Melihat kedatangan putra sulungnya itu, Nyonya Saras menutup buku majalah tersebut dan memfokuskan perhatiannya kepada Genandra. "Bunda sengaja ambil libur," balas Nyonya Saras.
"Sengaja ambil libur? Bunda sakit?"
"Nggak, Bunda mau pastikan kalau kamu tidak lupa dengan perkataan saya tadi malam," ujar Nyonya Saras kembali mengingatkan dirinya, soal perdebatan mereka kemarin malam.
Alis Genandra saling bertaut kesal, "tidak Bunda, kenapa Bunda terus-terusan memaksa Genan? Biar aku memilih pilihan ku sendiri Bunda," jawab Genandra, Bundanya itu memang keras kepala.
"Cih, Bunda tahu kau akan menjawab seperti ini," ucap Nyonya Saras lalu tak disangka-sangka mengeluarkan sebuah pisau dapur dari belakang tubuhnya.
"Jika kau tidak menerima perjodohan ini, maka kau akan menyaksikan Bunda mu mati sekarang juga," Nyonya Saras mengarahkan bagian sisi tajam pisau tersebut, ke arah pergelangan tangan kirinya.
"Bunda... Bunda pasti bercanda kan? Bunda cuman menggertak," balas Genandra menelan ludah.
"Huh, bercanda?" senyum Nyonya Saras lalu tanpa pikir panjang langsung menyayat pergelangan tangannya sendiri.
Sret!
"BUNDA!" teriak Genandra histeris, dengan cepat merebut benda tajam tersebut dan membuangnya jauh-jauh. "APA BUNDA SUDAH GILA!" marah Genandra memegang tangan sang Bunda yang sudah berlumur darah.

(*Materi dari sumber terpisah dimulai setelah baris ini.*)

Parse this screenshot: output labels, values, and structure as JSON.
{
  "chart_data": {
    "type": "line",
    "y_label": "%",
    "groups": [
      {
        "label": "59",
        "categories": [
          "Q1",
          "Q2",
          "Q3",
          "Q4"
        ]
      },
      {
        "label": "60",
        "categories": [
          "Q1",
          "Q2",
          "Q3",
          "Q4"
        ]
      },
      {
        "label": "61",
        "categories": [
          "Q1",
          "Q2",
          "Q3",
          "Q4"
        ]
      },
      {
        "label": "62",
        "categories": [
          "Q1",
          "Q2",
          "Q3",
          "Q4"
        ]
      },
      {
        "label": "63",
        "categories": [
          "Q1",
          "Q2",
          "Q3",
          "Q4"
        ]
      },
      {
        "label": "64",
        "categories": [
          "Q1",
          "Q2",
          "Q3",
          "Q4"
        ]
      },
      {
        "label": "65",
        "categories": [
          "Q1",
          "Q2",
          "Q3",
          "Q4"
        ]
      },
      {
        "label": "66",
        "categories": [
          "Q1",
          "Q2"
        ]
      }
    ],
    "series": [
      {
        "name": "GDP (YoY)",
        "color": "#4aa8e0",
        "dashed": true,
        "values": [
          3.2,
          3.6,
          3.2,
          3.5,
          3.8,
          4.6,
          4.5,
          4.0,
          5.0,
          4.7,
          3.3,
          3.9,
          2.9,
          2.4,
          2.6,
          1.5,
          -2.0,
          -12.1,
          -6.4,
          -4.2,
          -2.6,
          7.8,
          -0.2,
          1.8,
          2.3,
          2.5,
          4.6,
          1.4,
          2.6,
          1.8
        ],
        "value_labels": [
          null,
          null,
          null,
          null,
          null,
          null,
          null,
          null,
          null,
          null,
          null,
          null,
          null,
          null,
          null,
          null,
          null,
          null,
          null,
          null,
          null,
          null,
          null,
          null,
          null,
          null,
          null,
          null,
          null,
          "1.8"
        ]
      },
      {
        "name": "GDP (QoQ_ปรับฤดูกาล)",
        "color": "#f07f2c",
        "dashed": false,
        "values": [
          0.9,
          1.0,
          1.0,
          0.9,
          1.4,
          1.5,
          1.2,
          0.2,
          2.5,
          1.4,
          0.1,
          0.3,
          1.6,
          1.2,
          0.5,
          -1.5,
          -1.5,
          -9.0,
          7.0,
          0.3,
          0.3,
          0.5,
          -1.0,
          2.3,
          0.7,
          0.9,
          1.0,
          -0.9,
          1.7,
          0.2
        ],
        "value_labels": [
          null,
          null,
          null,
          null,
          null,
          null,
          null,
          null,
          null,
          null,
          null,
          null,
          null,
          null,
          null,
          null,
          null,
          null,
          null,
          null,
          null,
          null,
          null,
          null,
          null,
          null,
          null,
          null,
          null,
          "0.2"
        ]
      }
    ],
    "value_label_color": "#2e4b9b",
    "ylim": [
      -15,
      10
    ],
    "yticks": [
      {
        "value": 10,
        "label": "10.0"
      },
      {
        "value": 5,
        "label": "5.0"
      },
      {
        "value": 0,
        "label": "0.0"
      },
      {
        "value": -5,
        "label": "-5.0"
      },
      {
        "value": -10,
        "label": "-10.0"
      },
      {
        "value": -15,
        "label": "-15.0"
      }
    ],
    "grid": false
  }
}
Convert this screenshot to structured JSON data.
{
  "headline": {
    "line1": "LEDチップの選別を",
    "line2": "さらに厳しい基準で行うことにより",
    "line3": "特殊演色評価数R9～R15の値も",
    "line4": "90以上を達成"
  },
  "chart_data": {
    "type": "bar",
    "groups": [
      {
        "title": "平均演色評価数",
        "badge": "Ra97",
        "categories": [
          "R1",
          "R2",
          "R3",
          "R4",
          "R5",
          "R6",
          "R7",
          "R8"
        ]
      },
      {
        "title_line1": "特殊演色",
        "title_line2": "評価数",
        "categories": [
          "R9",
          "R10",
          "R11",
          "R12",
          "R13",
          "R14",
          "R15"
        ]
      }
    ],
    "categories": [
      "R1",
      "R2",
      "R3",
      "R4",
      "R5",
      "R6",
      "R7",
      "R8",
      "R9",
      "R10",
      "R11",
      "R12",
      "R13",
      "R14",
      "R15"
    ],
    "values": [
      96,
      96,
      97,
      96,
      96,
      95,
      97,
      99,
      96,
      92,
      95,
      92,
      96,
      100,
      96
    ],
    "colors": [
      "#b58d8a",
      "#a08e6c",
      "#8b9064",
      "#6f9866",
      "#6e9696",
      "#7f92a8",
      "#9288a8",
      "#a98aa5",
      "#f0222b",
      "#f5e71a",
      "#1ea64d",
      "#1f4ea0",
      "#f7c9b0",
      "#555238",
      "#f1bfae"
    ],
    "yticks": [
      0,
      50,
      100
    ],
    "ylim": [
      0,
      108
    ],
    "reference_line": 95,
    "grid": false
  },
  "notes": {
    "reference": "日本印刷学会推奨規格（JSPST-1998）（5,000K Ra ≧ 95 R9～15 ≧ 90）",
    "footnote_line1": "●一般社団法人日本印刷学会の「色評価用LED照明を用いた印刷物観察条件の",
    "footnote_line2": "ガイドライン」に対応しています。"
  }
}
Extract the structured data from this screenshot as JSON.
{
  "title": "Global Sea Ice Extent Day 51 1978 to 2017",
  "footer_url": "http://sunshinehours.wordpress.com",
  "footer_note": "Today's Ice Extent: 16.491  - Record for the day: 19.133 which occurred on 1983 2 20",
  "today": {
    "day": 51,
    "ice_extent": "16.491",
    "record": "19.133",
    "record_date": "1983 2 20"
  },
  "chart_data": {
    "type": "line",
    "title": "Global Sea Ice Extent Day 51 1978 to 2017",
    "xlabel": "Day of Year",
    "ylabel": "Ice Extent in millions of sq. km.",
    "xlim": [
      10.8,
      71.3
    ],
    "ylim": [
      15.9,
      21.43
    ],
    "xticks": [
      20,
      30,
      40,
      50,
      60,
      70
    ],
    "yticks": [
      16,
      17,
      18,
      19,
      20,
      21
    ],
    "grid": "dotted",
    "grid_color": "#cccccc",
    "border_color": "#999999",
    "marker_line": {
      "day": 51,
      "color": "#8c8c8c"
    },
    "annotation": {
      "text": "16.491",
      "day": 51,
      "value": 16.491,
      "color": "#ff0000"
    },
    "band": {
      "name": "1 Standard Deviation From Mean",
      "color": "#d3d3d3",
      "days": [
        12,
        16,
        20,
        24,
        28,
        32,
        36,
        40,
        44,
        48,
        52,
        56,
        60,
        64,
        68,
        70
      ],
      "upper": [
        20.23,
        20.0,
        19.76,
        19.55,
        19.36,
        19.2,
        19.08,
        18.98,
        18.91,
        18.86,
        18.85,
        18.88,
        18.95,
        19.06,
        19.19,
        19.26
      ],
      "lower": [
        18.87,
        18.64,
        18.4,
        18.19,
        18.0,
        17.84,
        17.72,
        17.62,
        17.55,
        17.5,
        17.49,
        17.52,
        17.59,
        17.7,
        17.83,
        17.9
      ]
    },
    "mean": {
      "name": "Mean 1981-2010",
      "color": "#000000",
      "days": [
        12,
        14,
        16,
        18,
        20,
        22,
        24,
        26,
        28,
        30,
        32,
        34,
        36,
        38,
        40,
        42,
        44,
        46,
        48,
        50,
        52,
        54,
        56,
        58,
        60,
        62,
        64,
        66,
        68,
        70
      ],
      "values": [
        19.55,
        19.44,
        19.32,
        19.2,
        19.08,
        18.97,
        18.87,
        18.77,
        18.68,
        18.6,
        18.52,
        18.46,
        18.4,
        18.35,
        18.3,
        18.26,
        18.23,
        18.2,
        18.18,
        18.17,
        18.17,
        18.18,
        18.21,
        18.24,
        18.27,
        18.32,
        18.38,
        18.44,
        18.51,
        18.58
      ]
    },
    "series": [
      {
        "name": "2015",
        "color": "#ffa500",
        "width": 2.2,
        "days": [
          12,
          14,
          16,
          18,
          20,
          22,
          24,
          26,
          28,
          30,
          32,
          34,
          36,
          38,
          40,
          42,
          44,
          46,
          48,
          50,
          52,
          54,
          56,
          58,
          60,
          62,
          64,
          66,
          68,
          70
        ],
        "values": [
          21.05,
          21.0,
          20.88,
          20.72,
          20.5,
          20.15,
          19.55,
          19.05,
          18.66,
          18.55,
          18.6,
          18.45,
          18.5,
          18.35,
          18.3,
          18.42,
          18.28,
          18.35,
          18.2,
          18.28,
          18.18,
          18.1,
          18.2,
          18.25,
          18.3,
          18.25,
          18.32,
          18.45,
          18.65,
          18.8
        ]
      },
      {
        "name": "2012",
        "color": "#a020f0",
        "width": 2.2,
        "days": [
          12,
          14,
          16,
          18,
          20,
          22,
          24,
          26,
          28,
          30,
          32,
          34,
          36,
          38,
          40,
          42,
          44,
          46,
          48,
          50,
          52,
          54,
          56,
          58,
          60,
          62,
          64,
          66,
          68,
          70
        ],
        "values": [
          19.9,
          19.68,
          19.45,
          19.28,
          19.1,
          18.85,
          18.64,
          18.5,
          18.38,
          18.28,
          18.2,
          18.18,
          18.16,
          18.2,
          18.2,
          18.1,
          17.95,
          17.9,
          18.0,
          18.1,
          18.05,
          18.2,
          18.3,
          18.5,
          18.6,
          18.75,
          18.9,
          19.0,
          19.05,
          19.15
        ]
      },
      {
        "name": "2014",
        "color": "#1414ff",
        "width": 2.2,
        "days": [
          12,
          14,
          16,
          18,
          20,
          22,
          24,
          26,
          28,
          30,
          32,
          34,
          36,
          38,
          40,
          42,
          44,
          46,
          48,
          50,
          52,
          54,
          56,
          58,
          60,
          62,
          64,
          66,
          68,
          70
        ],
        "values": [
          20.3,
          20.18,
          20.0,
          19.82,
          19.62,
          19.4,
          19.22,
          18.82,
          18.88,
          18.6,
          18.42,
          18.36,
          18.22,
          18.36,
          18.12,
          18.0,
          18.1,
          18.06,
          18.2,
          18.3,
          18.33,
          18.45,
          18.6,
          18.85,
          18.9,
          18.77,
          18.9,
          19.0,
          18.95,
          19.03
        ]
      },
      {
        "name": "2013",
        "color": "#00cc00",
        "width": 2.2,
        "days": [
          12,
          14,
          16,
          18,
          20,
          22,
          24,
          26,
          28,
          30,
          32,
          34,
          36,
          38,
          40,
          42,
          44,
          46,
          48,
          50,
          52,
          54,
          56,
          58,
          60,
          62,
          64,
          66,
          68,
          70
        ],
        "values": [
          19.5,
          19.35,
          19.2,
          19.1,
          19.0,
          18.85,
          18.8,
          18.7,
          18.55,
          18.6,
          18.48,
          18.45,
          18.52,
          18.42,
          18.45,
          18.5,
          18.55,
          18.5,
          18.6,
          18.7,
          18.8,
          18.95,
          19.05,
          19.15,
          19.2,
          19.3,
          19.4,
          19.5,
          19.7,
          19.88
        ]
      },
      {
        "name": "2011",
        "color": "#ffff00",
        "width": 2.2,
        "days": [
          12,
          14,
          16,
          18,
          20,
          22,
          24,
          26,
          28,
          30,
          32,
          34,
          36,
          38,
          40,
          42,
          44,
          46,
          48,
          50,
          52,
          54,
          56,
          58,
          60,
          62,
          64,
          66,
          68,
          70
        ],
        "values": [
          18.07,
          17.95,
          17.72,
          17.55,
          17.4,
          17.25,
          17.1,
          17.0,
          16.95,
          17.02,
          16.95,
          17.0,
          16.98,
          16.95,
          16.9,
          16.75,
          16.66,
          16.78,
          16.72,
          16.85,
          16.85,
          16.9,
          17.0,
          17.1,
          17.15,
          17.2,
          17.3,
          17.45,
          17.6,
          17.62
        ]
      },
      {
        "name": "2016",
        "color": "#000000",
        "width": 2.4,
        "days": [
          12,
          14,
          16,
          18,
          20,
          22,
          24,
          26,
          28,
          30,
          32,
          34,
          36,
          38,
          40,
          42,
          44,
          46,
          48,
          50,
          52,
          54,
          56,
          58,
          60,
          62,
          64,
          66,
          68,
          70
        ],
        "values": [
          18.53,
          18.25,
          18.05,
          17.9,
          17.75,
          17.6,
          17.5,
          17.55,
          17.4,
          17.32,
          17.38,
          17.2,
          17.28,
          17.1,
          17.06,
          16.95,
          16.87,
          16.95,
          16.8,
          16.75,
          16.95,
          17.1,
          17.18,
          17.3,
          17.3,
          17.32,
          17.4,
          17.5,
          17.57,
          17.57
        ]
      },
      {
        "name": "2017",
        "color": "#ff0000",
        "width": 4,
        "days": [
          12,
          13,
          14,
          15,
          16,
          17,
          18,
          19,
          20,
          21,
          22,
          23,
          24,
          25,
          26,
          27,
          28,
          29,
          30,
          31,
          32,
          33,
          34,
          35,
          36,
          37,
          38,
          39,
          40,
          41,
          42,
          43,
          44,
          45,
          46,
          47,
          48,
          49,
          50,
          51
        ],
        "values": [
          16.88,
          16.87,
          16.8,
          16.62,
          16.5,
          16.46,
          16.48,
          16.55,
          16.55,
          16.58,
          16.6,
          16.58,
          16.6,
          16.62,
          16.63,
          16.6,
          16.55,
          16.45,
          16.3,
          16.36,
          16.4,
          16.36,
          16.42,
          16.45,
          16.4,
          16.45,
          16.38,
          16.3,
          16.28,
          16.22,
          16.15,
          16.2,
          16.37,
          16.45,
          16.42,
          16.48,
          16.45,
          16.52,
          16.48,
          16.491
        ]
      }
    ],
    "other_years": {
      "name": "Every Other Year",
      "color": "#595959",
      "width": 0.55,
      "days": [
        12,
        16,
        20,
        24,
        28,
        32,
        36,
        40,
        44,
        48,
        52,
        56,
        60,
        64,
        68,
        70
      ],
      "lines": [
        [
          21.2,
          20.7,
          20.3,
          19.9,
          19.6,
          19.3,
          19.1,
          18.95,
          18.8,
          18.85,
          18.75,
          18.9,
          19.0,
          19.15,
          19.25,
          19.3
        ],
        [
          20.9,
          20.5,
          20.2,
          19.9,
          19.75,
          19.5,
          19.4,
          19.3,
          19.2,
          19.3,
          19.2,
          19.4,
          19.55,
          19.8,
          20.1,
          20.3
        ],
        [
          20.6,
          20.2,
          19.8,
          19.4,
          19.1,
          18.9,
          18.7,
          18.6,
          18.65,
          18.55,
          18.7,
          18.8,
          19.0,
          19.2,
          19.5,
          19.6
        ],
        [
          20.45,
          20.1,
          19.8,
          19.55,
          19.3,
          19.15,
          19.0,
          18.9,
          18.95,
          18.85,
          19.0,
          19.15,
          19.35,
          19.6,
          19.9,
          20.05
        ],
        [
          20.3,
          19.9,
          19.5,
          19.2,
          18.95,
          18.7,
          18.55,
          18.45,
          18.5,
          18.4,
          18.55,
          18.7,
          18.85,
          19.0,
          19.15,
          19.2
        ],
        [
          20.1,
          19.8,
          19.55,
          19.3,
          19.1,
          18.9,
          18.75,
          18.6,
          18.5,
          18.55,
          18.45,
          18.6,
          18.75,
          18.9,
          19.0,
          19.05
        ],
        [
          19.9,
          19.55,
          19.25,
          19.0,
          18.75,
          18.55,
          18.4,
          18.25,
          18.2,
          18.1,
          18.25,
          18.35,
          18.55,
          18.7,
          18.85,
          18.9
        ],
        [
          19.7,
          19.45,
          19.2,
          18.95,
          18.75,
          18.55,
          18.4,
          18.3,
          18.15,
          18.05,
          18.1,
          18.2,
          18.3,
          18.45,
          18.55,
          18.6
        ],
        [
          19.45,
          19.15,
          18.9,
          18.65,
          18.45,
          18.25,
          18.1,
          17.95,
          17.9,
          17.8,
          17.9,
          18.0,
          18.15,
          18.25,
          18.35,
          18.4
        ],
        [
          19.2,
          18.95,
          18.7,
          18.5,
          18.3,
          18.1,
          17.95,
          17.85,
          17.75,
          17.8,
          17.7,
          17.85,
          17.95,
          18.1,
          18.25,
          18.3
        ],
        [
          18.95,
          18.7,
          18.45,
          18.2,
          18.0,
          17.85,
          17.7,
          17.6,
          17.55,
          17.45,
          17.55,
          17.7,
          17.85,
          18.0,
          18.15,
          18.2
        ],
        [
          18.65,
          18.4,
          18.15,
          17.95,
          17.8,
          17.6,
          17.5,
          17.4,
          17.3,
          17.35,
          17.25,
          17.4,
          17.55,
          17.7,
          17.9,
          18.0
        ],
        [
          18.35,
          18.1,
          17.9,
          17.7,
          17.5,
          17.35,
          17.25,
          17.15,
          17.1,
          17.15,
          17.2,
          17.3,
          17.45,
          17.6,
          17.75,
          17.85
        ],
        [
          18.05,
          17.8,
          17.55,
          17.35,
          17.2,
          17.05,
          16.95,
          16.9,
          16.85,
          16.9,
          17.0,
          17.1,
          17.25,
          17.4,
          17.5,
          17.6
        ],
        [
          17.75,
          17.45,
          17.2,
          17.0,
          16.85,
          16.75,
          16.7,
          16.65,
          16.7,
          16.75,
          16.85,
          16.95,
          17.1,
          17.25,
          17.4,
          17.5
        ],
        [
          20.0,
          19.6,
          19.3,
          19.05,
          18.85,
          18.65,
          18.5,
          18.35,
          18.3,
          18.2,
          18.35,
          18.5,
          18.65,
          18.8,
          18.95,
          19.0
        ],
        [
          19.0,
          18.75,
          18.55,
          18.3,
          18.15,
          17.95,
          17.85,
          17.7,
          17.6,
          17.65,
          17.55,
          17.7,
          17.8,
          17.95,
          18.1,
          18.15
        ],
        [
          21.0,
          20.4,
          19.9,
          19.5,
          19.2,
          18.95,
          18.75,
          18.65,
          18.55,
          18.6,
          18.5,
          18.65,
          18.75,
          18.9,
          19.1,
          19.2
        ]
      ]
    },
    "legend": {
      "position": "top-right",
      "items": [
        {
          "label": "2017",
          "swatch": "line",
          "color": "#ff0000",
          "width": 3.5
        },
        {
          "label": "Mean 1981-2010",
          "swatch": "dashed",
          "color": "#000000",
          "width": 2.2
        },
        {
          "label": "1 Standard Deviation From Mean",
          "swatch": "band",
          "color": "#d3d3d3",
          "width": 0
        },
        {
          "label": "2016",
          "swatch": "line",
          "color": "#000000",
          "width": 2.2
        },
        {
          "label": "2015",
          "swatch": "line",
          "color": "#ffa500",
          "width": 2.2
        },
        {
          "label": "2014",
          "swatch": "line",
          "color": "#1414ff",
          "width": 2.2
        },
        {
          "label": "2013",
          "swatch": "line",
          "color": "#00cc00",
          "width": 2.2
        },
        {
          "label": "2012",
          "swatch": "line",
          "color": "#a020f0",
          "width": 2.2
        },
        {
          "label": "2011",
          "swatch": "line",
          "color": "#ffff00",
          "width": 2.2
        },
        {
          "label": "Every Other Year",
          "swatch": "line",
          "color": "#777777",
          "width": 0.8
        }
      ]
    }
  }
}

"BIBI INA! PAK MAT! TOLONG BAWAKAN OBAT MERAH!" dua manusia yang baru saja dipanggil oleh Genandra dengan cepat-cepat berlari ke arah sumber suara, membawa kotak p3k. Mereka dibuat terkejut melihat kondisi Nyonya Saras.
"Astaghfirullah, apa yang sudah terjadi Tuan muda?" kaget Bi Ina lekas mengobati luka di pergelangan tangan majikannya.
"Biar saya buatkan teh hangat sebentar," sahut Pak Mat bergegas pergi ke dapur untuk membuatkan minuman.
"Bunda, Bunda... hiks, kenapa Bunda sampai melakukan sejauh ini," tangis Genandra menundukkan kepalanya di samping paha Nyonya Saras, ia bisa merasakan belaian tangan dari wanita itu.
"Jika kau mau menuruti kemauan Bunda, Bunda berjanji akan berhenti sampai di sini saja. Kalau kau membantah, kau pasti tahu apa yang akan terjadi selanjutnya?" ucap Nyonya Saras tersenyum lemah.
Benci, Genandra sangat membenci senyuman itu sekarang. "Jemput Bella sekarang, dia pasti sudah menunggu mu, dan jangan lupa perlakukan dia dengan baik karena kalian akan menikah nantinya."
"Baik... Bunda," balas Genandra mengeraskan rahangnya, dia tidak memiliki jawaban lain selain iya.
"Tenang aja Akira, gue nggak akan biarkan perjodohan ini sampai terjadi. Hati gue cuman buat lo, cinta gue hanya lo," batin Genandra.